By Janine Bowen
The Board of Local Development Corporation voted unanimously on Thursday to grant Pace University $98 million in tax-exempt bonds to pay for the bulk of renovations at the Pleasantville campus.
Most of the money will go toward construction of student residences and athletic facilities as part of a project approved last summer by the Mount Pleasant Planning Board. A small portion will be used to fund capital projects on the Pleasantville and White Plains campuses.
In addition to the LDC funding, Pace University is borrowing another $12 million for the work. University representatives also hope to take some of the money from the sale of the 35-acre Briarcliff campus, which is currently appraised for $34 million, to pay for the project.
“Based on all of the analysis we have done, we’re confident that we’re going to be able to achieve the construction project, but more importantly, the growth and strength that it will provide for campus enrollment, our retention and graduation rates and our ability to attract students,” said Bill McGrath, senior vice president and chief operating officer for Pace Westchester.
The project, phase one of which is slated for completion by Fall 2016, is expected to create more than 600 jobs. A Hudson Valley-based company, Kirchhoff Consigli Construction Management, has been retained to manage construction. In addition, builders hope to use construction materials and products that have been manufactured within 500 miles of the Pleasantville campus.
“This is another great day for the LDC,” said County Executive Rob Astorino, who was excited to help fund the project in his hometown of Mount Pleasant.
“This is exactly why the LDC was created, to give these kinds of opportunities to nonprofits. A lot of jobs will be created and a lot of smart people who come in and out of your dorms are going to be living here and working here in the future,” he added.

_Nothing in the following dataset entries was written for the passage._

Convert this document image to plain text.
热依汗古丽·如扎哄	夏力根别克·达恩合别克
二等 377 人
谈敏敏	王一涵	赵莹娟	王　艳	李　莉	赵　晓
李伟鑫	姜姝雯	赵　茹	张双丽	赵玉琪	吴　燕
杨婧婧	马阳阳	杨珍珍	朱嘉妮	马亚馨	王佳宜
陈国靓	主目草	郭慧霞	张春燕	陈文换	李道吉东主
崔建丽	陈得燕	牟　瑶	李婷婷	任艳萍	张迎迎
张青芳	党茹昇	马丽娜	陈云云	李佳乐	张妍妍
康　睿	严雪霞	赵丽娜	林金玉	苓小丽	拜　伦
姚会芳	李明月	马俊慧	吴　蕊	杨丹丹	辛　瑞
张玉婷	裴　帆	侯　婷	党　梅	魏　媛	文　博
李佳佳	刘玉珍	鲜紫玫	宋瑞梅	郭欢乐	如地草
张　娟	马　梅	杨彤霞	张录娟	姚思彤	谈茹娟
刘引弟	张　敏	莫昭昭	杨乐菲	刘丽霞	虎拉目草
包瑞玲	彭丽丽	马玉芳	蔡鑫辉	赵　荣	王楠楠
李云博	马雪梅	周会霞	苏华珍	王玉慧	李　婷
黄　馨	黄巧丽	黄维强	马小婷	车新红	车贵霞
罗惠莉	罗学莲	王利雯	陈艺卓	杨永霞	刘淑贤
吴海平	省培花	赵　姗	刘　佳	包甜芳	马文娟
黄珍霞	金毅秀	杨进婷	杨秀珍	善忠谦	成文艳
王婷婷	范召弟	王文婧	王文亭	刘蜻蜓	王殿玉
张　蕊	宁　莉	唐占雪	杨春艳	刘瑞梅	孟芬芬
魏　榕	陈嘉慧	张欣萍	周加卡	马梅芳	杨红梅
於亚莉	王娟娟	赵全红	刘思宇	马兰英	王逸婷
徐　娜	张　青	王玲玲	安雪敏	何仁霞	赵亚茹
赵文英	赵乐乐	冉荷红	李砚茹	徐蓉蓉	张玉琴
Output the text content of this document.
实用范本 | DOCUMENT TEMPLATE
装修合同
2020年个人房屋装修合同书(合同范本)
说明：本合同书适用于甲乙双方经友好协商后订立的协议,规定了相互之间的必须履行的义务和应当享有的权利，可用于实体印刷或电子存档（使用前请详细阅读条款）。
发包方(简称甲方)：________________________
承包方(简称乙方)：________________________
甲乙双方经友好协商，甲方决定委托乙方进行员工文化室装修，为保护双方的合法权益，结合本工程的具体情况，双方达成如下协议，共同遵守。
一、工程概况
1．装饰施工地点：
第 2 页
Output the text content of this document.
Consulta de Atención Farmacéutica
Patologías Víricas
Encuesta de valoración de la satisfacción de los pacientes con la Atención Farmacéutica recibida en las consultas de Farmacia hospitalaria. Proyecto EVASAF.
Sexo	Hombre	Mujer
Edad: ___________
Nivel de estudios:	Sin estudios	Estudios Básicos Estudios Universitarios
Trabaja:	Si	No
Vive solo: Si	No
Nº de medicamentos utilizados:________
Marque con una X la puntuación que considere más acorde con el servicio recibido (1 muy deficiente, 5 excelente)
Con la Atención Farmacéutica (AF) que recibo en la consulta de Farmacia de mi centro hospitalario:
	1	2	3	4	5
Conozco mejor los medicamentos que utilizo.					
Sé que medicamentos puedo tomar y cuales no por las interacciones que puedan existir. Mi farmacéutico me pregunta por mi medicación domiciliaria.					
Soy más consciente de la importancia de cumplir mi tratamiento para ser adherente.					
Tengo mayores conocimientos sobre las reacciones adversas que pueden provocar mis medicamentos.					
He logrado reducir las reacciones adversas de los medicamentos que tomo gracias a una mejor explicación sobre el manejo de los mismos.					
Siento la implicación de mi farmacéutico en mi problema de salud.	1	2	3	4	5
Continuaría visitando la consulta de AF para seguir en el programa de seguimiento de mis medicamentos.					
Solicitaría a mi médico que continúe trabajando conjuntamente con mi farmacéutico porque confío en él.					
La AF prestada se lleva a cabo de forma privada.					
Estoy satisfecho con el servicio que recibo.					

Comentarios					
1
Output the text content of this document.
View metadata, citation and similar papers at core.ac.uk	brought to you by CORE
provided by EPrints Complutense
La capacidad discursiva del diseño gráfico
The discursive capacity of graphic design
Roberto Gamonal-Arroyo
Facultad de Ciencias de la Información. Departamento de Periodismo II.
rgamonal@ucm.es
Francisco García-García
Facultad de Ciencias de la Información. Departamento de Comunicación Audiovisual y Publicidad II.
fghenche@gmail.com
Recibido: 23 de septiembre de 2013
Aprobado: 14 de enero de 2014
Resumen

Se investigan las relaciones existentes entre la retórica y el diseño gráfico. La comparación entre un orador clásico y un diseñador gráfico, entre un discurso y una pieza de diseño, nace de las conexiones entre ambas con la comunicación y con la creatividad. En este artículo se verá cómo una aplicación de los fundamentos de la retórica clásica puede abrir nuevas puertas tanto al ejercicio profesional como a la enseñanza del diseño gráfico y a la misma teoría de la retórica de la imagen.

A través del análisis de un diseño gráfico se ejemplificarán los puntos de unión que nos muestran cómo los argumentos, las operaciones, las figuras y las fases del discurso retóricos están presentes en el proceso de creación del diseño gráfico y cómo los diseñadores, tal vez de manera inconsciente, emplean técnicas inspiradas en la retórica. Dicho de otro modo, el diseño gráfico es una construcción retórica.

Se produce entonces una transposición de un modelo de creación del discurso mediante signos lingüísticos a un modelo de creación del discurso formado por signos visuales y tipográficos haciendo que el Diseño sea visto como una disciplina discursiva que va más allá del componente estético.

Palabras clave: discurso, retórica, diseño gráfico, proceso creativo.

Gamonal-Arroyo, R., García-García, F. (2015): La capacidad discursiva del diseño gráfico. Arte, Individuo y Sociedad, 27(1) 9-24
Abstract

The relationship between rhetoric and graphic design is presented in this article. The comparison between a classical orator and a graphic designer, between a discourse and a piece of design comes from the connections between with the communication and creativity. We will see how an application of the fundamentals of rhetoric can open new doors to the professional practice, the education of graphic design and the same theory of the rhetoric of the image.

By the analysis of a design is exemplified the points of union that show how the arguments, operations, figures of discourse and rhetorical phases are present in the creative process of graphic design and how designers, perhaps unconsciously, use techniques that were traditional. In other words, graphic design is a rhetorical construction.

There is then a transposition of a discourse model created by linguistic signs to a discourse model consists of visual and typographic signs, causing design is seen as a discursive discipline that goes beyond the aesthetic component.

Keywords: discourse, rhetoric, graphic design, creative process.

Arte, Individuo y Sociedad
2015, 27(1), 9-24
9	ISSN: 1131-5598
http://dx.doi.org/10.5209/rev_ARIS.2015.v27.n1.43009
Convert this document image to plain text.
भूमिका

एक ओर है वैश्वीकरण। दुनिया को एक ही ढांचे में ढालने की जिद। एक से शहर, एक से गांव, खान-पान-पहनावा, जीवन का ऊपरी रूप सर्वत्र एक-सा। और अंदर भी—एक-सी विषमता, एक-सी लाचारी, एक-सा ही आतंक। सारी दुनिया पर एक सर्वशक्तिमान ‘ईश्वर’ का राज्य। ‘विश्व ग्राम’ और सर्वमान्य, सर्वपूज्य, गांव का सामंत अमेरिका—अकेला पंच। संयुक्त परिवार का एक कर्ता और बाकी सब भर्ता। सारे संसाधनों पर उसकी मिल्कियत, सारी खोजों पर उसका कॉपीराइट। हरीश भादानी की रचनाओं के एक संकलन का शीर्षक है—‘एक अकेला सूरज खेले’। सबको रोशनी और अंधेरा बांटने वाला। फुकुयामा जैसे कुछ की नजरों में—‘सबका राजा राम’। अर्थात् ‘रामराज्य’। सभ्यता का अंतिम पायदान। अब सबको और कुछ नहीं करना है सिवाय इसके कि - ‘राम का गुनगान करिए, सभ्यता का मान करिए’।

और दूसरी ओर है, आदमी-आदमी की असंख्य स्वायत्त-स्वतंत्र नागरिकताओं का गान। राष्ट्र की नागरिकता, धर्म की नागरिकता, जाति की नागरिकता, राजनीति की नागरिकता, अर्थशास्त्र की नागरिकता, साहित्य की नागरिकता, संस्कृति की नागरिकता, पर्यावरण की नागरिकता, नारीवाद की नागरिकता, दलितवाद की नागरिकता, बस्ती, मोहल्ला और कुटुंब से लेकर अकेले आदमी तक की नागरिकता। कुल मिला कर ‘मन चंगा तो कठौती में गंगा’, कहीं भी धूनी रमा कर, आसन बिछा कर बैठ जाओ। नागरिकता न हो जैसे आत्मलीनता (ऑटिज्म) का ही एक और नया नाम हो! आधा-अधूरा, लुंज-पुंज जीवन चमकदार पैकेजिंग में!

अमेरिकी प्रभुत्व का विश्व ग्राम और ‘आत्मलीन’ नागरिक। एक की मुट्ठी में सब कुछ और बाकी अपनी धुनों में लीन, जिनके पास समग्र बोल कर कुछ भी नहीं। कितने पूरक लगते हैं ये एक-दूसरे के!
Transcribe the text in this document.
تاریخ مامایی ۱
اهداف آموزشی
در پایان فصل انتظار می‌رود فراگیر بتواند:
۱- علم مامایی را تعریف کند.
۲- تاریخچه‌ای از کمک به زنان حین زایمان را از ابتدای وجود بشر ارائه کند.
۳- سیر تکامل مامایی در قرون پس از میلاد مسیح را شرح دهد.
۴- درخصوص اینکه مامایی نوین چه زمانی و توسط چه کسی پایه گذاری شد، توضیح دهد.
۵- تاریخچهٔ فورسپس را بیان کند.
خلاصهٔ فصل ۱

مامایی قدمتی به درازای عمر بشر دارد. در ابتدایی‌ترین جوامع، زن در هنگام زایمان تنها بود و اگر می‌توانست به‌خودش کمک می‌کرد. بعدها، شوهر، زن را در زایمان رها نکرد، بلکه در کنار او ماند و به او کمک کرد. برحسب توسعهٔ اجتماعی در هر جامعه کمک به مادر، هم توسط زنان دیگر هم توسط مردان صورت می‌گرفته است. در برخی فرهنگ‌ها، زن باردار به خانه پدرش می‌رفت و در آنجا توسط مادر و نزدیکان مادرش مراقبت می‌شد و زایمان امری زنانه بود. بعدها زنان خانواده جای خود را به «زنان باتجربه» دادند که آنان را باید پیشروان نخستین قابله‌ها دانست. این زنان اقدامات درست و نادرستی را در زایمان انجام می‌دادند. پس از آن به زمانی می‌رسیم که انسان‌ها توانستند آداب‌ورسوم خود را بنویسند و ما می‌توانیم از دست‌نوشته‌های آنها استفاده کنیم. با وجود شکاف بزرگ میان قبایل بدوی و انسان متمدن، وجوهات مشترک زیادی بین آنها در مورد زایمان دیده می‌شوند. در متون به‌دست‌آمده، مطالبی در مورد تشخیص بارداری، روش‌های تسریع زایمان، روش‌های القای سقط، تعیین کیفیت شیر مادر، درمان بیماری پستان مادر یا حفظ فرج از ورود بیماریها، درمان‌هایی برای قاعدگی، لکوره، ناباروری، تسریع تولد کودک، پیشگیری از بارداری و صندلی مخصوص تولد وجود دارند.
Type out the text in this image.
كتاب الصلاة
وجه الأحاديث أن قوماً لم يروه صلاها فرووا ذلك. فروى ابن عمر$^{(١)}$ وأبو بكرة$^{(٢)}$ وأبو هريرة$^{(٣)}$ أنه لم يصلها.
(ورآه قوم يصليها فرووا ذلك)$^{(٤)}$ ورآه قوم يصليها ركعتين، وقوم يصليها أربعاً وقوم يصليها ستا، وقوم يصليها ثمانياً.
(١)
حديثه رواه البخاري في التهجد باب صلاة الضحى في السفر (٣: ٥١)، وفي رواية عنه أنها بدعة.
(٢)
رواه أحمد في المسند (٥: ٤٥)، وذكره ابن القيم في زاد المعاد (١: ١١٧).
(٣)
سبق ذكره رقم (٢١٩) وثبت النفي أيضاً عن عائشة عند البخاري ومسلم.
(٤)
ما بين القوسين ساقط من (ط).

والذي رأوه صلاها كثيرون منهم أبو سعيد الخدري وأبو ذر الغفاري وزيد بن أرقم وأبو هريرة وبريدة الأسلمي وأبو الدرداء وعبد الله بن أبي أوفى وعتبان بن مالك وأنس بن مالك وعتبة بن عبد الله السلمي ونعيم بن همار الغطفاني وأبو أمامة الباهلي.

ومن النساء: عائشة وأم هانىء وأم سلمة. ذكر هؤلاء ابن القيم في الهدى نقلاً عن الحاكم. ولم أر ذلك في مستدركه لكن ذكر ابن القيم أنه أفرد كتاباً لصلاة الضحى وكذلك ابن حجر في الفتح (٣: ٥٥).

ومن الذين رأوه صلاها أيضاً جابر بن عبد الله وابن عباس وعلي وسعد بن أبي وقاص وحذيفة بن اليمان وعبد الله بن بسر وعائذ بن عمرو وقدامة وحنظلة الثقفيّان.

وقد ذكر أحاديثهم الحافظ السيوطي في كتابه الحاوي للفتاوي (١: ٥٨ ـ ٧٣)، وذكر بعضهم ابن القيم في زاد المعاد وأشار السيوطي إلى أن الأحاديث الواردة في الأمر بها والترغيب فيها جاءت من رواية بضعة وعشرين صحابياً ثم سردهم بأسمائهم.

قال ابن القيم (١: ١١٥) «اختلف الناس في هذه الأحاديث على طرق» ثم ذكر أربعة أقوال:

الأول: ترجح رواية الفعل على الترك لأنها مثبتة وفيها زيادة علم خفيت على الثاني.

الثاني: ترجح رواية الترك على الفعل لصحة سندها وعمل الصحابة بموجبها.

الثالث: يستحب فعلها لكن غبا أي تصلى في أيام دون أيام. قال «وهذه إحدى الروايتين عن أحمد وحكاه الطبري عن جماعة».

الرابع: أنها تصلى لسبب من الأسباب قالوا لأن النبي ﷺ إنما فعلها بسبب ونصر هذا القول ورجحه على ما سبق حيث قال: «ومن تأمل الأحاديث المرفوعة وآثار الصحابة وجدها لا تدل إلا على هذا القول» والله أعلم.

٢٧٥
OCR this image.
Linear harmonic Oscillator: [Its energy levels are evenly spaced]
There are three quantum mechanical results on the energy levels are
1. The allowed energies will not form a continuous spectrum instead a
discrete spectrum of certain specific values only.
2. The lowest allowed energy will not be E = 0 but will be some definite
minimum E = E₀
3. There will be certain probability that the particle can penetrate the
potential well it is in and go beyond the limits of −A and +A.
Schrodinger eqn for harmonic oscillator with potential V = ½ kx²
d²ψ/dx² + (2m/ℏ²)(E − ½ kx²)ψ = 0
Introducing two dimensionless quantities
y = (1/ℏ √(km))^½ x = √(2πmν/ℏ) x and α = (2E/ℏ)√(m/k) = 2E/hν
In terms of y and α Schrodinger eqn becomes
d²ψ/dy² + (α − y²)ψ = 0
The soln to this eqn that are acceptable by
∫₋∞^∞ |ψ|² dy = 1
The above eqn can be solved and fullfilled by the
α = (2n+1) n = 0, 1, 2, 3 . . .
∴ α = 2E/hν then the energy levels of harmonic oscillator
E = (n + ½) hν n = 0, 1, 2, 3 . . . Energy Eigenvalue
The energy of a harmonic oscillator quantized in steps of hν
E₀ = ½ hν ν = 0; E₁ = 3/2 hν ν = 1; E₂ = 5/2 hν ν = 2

The county approved creation of the LDC last year to help nonprofit organizations make improvements to facilities that will help the public and spur the local economy.
Phase one of the Pace project is already underway. There will be two new four-story residence halls that will include suite-style living, faculty apartments and group study rooms. In addition, the money granted to Pace by the LDC will help build a two-story addition on the Kessel Student Center, relocate the Environmental Center, upgrade the athletic fields and build a 23,000-square-foot field house.
“We are going to be building a much more pedestrian friendly campus, with good internal circulation, that is going to enable us to provide a much more vibrant student life experience,” McGrath said.
McGrath explained that renovation came from a desire to create a unified campus. He said that the Briarcliff campus, which opened in the 1970s to create extra student housing, has since become an inconvenience, with the students who live on the Briarcliff side forced to commute to the Pleasantville campus. In a recent survey conducted by the university, applicants who chose another school over Pace cited lack of campus quality and student life as the main reasons for their decision.